Monday, March 04, 2013

Gridiron Solitaire #45: Finally (Finally)

Yeah, it took a few more days, actually.

First, I wound up removing all text that indicated card ratings. It just didn't look right, and it was marring the layout, which I was very pleased with otherwise. However, that introduced another issue: without text, how could I communicate the value of the card that was +/-2, depending on the outcome roll?

New look:

Instead of numbers, value is now shown via stars at the top of the card. Much cleaner, and I have a universally positive reaction to stars. I wish my life had more of them, the kind that the elementary school teachers used to peel and stick on papers for good grades.

Also, if you look at the middle card, you'll see that biohazard symbol to the left. That warns you that the card can go negative as well as positive (and I'm adding the little help referee with a dialogue box to explain that).

Next, Fredrik finished the final accountant image for the reveal. Here's how he looks:

He's watching the draft on television, with the adding machine smoking in the background. If you enlarge that image, you'll see a terrific amount of detail in the accountant's face (no surprise, because Fredrik is so talented).

I also rewrote the CPU AI for the offseason last week. The original AI was solid enough to work, and probabilities were shaded for teams to improve their worst ratings over time, but lots of what happened was based on the randomness of the rolls.

I wasn't happy with how teams evolved over time, because I didn't feel like enough teams had distinctive styles. So I rewrote the AI to have them use the same system as the human player does now--they get a budget, and they buy cards based on their budget. Cards can go bust, just as for the human player, and their priorities can change based on how successful they are as a team.

Here's how CPU priorities are determined, and it's really simple. There are basically two strategies: "same" and "new". With the "same" strategy, teams will improve their best and worst ratings first. With a "new" strategy, they'll improve their two worst ratings first.

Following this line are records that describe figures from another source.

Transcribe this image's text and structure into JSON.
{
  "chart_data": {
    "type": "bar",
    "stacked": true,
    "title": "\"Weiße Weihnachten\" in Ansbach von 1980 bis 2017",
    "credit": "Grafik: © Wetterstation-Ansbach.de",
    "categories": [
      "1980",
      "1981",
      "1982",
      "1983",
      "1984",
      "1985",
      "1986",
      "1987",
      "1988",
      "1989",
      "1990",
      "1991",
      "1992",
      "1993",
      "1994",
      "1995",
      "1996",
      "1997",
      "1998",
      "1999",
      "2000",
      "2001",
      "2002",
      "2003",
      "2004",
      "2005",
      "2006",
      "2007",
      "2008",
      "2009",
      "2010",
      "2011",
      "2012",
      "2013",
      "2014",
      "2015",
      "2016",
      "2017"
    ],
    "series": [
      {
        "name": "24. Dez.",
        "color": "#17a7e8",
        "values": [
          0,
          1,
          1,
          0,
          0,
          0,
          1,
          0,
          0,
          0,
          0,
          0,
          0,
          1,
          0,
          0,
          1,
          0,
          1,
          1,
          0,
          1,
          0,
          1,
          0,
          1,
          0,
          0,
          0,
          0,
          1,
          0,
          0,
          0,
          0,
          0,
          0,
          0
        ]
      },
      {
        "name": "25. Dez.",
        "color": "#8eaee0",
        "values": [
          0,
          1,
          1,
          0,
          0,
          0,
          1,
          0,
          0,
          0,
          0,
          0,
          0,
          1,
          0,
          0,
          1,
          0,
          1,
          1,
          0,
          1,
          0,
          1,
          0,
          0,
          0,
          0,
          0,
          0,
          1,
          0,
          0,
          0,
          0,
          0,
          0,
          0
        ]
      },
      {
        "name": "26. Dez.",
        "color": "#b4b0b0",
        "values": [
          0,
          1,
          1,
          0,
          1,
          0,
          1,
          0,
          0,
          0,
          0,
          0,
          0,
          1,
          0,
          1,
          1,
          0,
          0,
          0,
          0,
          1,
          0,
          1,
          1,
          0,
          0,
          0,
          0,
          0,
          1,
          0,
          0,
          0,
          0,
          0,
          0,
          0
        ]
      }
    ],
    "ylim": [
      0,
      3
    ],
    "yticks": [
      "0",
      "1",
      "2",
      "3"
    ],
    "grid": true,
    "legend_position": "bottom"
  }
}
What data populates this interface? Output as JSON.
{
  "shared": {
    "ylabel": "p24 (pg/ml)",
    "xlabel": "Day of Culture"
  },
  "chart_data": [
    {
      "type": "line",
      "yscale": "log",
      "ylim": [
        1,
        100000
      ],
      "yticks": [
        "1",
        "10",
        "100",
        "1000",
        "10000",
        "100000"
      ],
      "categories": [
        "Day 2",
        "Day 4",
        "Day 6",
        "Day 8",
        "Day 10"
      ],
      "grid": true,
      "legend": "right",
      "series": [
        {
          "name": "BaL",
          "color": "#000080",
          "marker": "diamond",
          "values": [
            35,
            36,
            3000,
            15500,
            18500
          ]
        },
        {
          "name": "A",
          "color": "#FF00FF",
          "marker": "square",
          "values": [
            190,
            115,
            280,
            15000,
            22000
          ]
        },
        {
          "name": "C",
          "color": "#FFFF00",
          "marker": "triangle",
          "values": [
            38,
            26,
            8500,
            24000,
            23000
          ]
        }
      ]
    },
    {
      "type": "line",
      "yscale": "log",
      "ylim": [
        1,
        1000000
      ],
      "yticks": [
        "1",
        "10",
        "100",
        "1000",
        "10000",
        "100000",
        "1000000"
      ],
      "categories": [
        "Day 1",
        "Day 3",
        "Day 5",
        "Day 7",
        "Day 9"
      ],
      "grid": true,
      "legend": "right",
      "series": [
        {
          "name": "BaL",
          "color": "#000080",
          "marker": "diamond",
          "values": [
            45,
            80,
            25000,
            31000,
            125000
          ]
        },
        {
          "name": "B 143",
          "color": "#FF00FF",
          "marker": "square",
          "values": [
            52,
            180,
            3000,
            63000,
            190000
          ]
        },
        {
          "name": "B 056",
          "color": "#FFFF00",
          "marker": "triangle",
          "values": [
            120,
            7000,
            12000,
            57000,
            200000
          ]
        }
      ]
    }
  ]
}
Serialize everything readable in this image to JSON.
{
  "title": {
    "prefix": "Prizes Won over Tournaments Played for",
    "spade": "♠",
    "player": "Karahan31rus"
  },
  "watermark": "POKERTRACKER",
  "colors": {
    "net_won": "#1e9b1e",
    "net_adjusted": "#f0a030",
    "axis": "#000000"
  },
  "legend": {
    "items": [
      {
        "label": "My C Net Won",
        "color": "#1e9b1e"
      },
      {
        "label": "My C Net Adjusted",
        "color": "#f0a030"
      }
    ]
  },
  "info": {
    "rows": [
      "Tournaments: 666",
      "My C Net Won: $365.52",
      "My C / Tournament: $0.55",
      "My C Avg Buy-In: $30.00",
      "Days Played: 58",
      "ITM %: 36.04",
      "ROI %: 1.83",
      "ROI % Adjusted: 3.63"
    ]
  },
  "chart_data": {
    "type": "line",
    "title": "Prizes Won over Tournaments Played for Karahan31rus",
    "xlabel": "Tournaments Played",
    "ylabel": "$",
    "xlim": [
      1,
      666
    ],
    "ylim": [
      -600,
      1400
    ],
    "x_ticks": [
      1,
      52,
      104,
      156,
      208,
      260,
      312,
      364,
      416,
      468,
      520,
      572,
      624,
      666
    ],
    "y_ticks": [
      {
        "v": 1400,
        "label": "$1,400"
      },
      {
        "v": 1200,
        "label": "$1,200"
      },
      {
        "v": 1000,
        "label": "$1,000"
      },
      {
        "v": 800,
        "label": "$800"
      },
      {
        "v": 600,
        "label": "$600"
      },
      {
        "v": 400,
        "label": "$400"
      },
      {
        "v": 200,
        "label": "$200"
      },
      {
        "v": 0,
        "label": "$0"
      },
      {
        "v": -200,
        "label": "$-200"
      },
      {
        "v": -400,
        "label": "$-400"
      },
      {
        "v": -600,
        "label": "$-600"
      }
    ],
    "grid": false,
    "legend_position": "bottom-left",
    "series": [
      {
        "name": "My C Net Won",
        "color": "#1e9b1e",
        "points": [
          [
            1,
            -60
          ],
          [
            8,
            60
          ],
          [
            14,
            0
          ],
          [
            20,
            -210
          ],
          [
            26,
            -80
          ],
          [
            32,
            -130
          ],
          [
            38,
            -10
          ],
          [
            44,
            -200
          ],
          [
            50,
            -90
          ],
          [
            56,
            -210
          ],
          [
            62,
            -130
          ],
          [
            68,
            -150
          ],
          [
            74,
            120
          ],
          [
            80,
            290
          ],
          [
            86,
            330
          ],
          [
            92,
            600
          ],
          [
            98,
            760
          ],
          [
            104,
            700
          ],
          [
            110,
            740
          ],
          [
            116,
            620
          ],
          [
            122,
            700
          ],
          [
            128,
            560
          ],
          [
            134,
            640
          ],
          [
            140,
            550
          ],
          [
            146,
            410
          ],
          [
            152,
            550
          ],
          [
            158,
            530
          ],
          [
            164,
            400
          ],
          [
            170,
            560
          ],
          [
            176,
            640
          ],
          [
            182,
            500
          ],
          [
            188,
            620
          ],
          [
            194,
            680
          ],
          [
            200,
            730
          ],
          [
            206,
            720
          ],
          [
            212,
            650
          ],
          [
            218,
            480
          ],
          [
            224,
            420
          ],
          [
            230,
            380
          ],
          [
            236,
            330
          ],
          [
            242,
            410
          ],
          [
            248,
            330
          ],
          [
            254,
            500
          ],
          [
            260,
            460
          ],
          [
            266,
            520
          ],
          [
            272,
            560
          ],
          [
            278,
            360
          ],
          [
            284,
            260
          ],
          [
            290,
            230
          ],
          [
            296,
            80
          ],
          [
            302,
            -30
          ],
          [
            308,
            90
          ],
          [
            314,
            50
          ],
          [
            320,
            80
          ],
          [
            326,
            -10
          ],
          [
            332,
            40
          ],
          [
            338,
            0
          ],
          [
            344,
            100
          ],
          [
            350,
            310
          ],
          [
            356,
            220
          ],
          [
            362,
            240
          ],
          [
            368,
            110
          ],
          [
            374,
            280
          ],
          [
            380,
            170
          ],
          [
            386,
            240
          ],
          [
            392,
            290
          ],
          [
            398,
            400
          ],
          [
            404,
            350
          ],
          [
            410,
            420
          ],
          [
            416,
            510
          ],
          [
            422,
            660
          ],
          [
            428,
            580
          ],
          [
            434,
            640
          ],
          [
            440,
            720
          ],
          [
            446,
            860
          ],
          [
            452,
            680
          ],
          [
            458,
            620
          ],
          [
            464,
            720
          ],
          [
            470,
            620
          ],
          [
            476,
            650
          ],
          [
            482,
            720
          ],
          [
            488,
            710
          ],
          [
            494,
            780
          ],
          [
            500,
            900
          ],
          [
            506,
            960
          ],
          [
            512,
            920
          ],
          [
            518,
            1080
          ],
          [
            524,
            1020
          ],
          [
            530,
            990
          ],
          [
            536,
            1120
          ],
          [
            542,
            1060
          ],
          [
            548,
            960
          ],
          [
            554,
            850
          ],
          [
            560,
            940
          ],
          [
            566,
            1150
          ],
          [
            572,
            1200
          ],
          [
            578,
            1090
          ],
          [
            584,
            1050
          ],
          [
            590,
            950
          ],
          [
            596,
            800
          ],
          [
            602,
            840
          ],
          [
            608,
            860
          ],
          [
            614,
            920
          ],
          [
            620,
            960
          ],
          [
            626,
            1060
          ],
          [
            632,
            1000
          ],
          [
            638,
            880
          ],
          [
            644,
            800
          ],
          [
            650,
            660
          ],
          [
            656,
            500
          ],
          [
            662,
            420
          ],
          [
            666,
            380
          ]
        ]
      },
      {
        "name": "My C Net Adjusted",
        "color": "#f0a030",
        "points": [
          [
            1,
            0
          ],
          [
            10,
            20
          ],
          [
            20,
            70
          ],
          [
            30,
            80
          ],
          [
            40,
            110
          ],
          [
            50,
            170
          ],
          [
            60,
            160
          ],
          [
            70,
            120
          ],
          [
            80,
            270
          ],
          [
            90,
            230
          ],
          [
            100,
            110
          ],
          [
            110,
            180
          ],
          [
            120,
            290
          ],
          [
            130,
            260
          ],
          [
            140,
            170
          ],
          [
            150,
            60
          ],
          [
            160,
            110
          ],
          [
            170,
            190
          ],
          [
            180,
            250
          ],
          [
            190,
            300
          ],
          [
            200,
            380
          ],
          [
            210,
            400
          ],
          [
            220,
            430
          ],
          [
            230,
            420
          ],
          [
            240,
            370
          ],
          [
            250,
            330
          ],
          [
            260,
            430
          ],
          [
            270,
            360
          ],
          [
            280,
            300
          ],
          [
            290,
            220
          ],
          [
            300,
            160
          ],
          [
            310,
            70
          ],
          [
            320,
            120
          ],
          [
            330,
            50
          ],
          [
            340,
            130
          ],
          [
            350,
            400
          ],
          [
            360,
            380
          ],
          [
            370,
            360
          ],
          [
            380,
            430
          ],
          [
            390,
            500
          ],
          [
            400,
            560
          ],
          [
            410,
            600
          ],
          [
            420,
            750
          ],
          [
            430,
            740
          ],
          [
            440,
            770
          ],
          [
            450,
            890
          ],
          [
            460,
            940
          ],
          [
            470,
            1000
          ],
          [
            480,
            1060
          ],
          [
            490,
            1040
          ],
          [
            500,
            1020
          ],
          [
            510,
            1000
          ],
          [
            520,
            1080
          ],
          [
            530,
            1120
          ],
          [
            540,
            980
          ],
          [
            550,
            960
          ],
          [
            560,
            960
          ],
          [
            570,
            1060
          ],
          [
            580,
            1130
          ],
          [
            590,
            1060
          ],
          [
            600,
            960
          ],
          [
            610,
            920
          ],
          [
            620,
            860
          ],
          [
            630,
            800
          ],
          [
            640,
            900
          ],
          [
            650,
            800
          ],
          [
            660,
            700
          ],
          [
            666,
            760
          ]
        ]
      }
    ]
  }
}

How does a team determine its strategy? The chances of a team defecting to the "new" strategy rise with each loss, so a team with 12 losses has a much higher chance of defecting than a team with 3, for example.

There's more to it than that, but it's a basic outline of what's going on now. And it should mean that teams develop distinctive styles, as well as more teams with at least one very high rating, which makes it more like teams in the real world.

Now that the offseason is really, REALLY done, I've revised the help screens, and I'm starting on the dynamic help for offense and defense this afternoon. I'm slowly working myself into a stronger position as the major changes have taken place. Now I just want to optimize the sub-systems (like the sound engine, where I'm going to make one more pass) and get ready for the second beta.